- Decades:: 1990s; 2000s; 2010s; 2020s;
- See also:: Other events of 2014 History of Sudan

= 2014 in Sudan =

The following lists events that happened during 2014 in Sudan.

==Incumbents==
- President: Omar al-Bashir
- Vice President:
  - Bakri Hassan Saleh (First)
  - Hassabu Mohamed Abdalrahman (Second)

==Events==
===February===
- In February, an 18-year-old pregnant Ethiopian divorcee who said she had been gang-raped was charged with adultery and faced possible execution by stoning. Her attempt to file a rape complaint was rejected on the grounds that she was already under investigation and had not reported the assault at the time, although she said she had immediately informed a police officer. The woman was later sentenced to one month in prison, suspended, and fined 5,000 Sudanese pounds. The adultery charge, which carried a possible sentence of death by stoning, was dropped after the court accepted that she was divorced. Activists condemned the ruling, warning that it could discourage rape victims from reporting assaults and reinforce impunity for perpetrators.
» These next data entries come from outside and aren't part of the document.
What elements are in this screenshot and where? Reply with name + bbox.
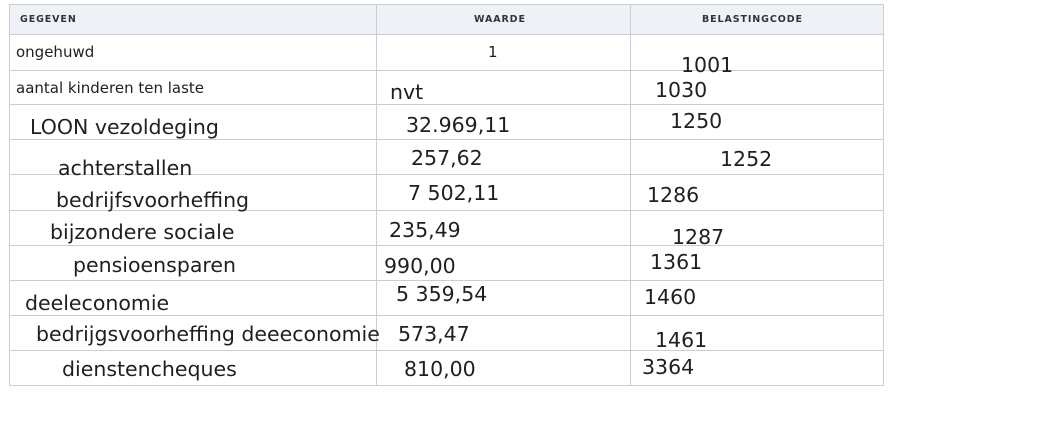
header-waarde: WAARDE — [474, 14, 526, 25]
row-divider — [10, 104, 883, 105]
table-header-row — [10, 5, 883, 34]
row-gegeven: aantal kinderen ten laste — [16, 79, 205, 97]
row-belastingcode: 3364 — [642, 355, 695, 379]
column-divider — [376, 5, 377, 385]
row-waarde: 1 — [488, 43, 498, 61]
row-divider — [10, 350, 883, 351]
row-belastingcode: 1361 — [650, 250, 703, 274]
row-divider — [10, 280, 883, 281]
row-divider — [10, 210, 883, 211]
header-gegeven: GEGEVEN — [20, 14, 77, 25]
row-waarde: 235,49 — [389, 218, 461, 242]
row-gegeven: LOON vezoldeging — [30, 115, 219, 139]
row-waarde: 810,00 — [404, 357, 476, 381]
row-divider — [10, 174, 883, 175]
row-gegeven: bedrijfsvoorheffing — [56, 188, 250, 212]
row-belastingcode: 1250 — [670, 109, 723, 133]
row-belastingcode: 1287 — [672, 225, 725, 249]
row-belastingcode: 1001 — [681, 53, 734, 77]
row-waarde: 990,00 — [384, 254, 456, 278]
row-waarde: 7 502,11 — [408, 181, 500, 205]
tax-data-table: GEGEVEN WAARDE BELASTINGCODE ongehuwd 1 … — [9, 4, 884, 386]
column-divider — [630, 5, 631, 385]
row-waarde: 5 359,54 — [396, 282, 488, 306]
row-divider — [10, 245, 883, 246]
header-belastingcode: BELASTINGCODE — [702, 14, 803, 25]
row-gegeven: achterstallen — [58, 156, 193, 180]
row-waarde: nvt — [390, 80, 424, 104]
row-belastingcode: 1460 — [644, 285, 697, 309]
row-gegeven: deeleconomie — [25, 291, 170, 315]
row-waarde: 32.969,11 — [406, 113, 511, 137]
row-gegeven: bedrijgsvoorheffing deeeconomie — [36, 322, 380, 346]
row-gegeven: pensioensparen — [73, 253, 236, 277]
row-gegeven: ongehuwd — [16, 43, 95, 61]
row-gegeven: bijzondere sociale — [50, 220, 235, 244]
row-divider — [10, 34, 883, 35]
row-divider — [10, 70, 883, 71]
row-waarde: 573,47 — [398, 322, 470, 346]
row-divider — [10, 139, 883, 140]
row-belastingcode: 1252 — [720, 147, 773, 171]
row-belastingcode: 1286 — [647, 183, 700, 207]
row-divider — [10, 315, 883, 316]
row-waarde: 257,62 — [411, 146, 483, 170]
row-belastingcode: 1461 — [655, 328, 708, 352]
row-belastingcode: 1030 — [655, 78, 708, 102]
row-gegeven: dienstencheques — [62, 357, 237, 381]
The court also warned that she could face further punishment for entering Sudan illegally.

===May===
- 15 May – An eight-month pregnant Christian woman, Mariam Yahia Ibrahim Ishag, was sentenced to death by hanging for apostasy in Sudan in a case that drew widespread international condemnation. The court declared her Christian marriage invalid and also sentenced her to 100 lashes for adultery. Later that month, she gave birth to a daughter in prison, where her 20-month-old son was also being held. The court said she could nurse the baby for two years before the death sentence was carried out. Her lawyers appealed the ruling on 22 May, arguing that it violated the constitutional right to freedom of religion. On 31 May, a foreign ministry official said that she would be released within days.

===November===
- 27 November – At least 133 people were killed and 100 wounded, in the aftermath of clashes between Awlad Omran and Al-Ziyoud groups of the Mesiria tribe. The clashes occurred in the Kwak area of the West Kurdufan state.